In areas including Bristol, Leicester and Northampton, Debenhams sites are being razed to make way for flats or student accommodation – but that has caused local controversy in some cases because of fears of overbearing high-rises in the city centre.

“There are a lot of ideas out there but it takes a long time to go from an idea to a scheme and then get planning and come out the other side,” Wallace says.

Local government minister Simon Hoare visiting Barrow, where the former Debenhams store is to be turned into a training centre for submarine engineers. Photograph: X/@simonfell

Robinson says the way government money is allotted to town centre development needs a complete overhaul so that local decision makers can direct funds to where it is really needed in order to speed up redevelopment.

“We have got to stop the Mad Max-style competition for funds and it has got to be devolved.

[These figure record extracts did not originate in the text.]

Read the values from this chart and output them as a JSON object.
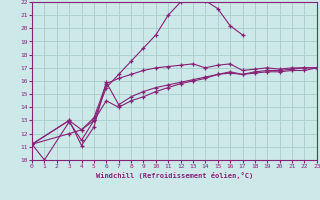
{
  "bg_color": "#cce8e8",
  "grid_color": "#aacccc",
  "line_color": "#882277",
  "xlabel": "Windchill (Refroidissement éolien,°C)",
  "xlabel_color": "#882277",
  "tick_color": "#882277",
  "xmin": 0,
  "xmax": 23,
  "ymin": 10,
  "ymax": 22,
  "line1_x": [
    0,
    1,
    3,
    4,
    5,
    6,
    7,
    8,
    9,
    10,
    11,
    12,
    13,
    14,
    15,
    16,
    17
  ],
  "line1_y": [
    11.2,
    10.0,
    12.9,
    11.5,
    13.0,
    15.5,
    16.5,
    17.5,
    18.5,
    19.5,
    21.0,
    22.0,
    22.2,
    22.1,
    21.5,
    20.2,
    19.5
  ],
  "line2_x": [
    0,
    3,
    4,
    5,
    6,
    7,
    8,
    9,
    10,
    11,
    12,
    13,
    14,
    15,
    16,
    17,
    18,
    19,
    20,
    21,
    22,
    23
  ],
  "line2_y": [
    11.2,
    13.0,
    12.3,
    13.2,
    15.8,
    16.2,
    16.5,
    16.8,
    17.0,
    17.1,
    17.2,
    17.3,
    17.0,
    17.2,
    17.3,
    16.8,
    16.9,
    17.0,
    16.9,
    17.0,
    17.0,
    17.0
  ],
  "line3_x": [
    0,
    3,
    4,
    5,
    6,
    7,
    8,
    9,
    10,
    11,
    12,
    13,
    14,
    15,
    16,
    17,
    18,
    19,
    20,
    21,
    22,
    23
  ],
  "line3_y": [
    11.2,
    13.0,
    11.1,
    12.5,
    15.9,
    14.2,
    14.8,
    15.2,
    15.5,
    15.7,
    15.9,
    16.1,
    16.3,
    16.5,
    16.6,
    16.5,
    16.6,
    16.7,
    16.7,
    16.8,
    16.8,
    17.0
  ],
  "line4_x": [
    0,
    3,
    4,
    5,
    6,
    7,
    8,
    9,
    10,
    11,
    12,
    13,
    14,
    15,
    16,
    17,
    18,
    19,
    20,
    21,
    22,
    23
  ],
  "line4_y": [
    11.2,
    12.0,
    12.3,
    13.0,
    14.5,
    14.0,
    14.5,
    14.8,
    15.2,
    15.5,
    15.8,
    16.0,
    16.2,
    16.5,
    16.7,
    16.5,
    16.7,
    16.8,
    16.8,
    16.9,
    17.0,
    17.0
  ]
}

Information is always more local than Whitehall,” he says.

Middlesbrough’s mayor Cooke agrees that the government funding system needs an overhaul so that it does not just focus on large capital sums for buildings or renovations but bears in mind the need for ongoing revenue to keep a project running.

He says, for example, that the town could have used £20m in levelling up funds to build “a lovely brand new library but we wouldn’t be able to staff it”.

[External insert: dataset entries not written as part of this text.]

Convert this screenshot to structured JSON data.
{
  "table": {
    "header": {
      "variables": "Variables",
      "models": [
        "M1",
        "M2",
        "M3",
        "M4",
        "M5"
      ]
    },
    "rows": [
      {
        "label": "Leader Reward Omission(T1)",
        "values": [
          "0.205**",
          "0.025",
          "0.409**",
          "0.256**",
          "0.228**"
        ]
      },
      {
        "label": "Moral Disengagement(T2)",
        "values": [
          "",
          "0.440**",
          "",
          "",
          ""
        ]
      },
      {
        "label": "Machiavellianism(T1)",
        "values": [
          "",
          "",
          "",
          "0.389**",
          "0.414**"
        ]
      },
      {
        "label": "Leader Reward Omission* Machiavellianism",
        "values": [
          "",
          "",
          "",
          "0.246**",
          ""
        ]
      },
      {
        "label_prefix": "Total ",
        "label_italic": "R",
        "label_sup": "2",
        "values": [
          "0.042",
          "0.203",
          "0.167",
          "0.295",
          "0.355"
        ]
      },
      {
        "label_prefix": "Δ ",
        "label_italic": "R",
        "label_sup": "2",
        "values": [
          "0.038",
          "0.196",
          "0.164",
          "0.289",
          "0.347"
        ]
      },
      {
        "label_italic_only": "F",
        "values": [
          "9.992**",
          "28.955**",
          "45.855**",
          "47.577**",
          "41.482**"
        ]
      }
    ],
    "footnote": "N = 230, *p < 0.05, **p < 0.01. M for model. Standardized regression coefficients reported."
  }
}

“My major plea to government is that they absolutely focus not on just giving money to have a big number but with a revenue stream attached so we can deliver the projects,” he adds.

Despite the difficulties, he insists that Middlesbrough’s plan is working. The council has bought a local shopping mall and changed it into a more leisure-based centre and is hoping to put a health and community centre into another mall.

It filled its once-empty BHS with upmarket chain Flannels, attracted more independents and new arrivals include a Wendy’s burger bar, and a soft play centre is set to occupy the former Wilko.

Wallace from Lichfields says this kind of mix will be the way forward for many towns: “In the 1950s town centres had much more of a mix of uses. Then retail came along in the 80s and dominated it by the 90s. From a historical perspective, town centres are going back to where they were 70 or 80 years ago.”

“We are giving people another reason to come to town – wellbeing, leisure, to work and to live, to visit and stay,” says McPhee.

“It’s about education. A lot of local people are like – ‘It’s not got a Debenhams and an M&S’, but most towns don’t have that now.”